A common belief is that it is faster to replace this with a combination of mov and movt to move the parts separately, such as described in this paper.
In testing these solutions seem to perform identically (both solutions taking two cycles) in most cases and a load
literal does not always cause a stall cycle as the aforementioned paper claims. Benchmarks show that
it does not perform identically as suggested in this accepted stack-overflow answer, either.
The following observations were made based on benchmarking:
- Load literal only pipelines with another load literal.
- A str-ldr (literal) pair will take 5 cycles.
- The worst place for a store is before a load instruction.
- A load literal, loading a small value may be replaced by
movby the compiler.
Generally, it is faster to use mov; movt when the operation is preceded by a
store, and it is faster to use ldr (literal) when multiple literal loads can be
grouped, at least with the tested boards at 24mhz.

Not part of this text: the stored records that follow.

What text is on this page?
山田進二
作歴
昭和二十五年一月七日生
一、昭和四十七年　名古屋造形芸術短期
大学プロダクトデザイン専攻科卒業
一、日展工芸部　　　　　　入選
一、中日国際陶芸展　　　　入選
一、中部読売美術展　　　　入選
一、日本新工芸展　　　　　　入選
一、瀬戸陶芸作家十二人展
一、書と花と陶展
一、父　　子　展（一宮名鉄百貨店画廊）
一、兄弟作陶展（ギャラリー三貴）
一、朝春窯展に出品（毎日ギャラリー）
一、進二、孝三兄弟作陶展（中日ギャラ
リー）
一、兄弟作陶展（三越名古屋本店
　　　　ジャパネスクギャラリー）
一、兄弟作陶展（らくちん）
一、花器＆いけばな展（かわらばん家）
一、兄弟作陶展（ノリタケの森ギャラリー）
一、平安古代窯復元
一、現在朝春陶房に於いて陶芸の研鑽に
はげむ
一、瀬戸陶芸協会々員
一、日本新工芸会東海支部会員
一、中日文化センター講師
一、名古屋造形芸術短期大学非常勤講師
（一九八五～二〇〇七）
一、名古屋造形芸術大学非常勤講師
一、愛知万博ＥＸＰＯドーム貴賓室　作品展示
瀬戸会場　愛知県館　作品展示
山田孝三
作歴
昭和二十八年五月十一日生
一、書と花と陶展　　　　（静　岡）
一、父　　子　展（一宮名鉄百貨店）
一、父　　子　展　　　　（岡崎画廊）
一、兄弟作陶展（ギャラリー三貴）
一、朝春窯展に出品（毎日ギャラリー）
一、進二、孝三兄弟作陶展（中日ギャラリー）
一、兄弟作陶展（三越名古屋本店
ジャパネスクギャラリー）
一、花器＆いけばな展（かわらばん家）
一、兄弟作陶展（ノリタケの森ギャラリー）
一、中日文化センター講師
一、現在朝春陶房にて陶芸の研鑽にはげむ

Still, the replacement of
instructions can cause issues by interrupting the load chain with a “faster”
move, and in general, executing a completely different instruction reduces the
transparency of the code. Therefore, it is recommended to always start with the
mov; movt solution and using ldr (literal) only when, optimizing for a particular
board, it can be grouped, and the performance impact of using it can be verified.
Note that the load literal encoding depends on the surrounding structure, not
on the loaded value. The 16-bit instruction can encode an offset of multiples of
four in the range 0 to 1020 while the 32-bit instruction can value in the range
-4095 to 4095. This means that the instruction will switch between the two
encodings depending on the surrounding code and where the compiler stores the
literal values, making alignment harder to predict. Therefore it is recommended
to force 32-bit encoding using ldr.w.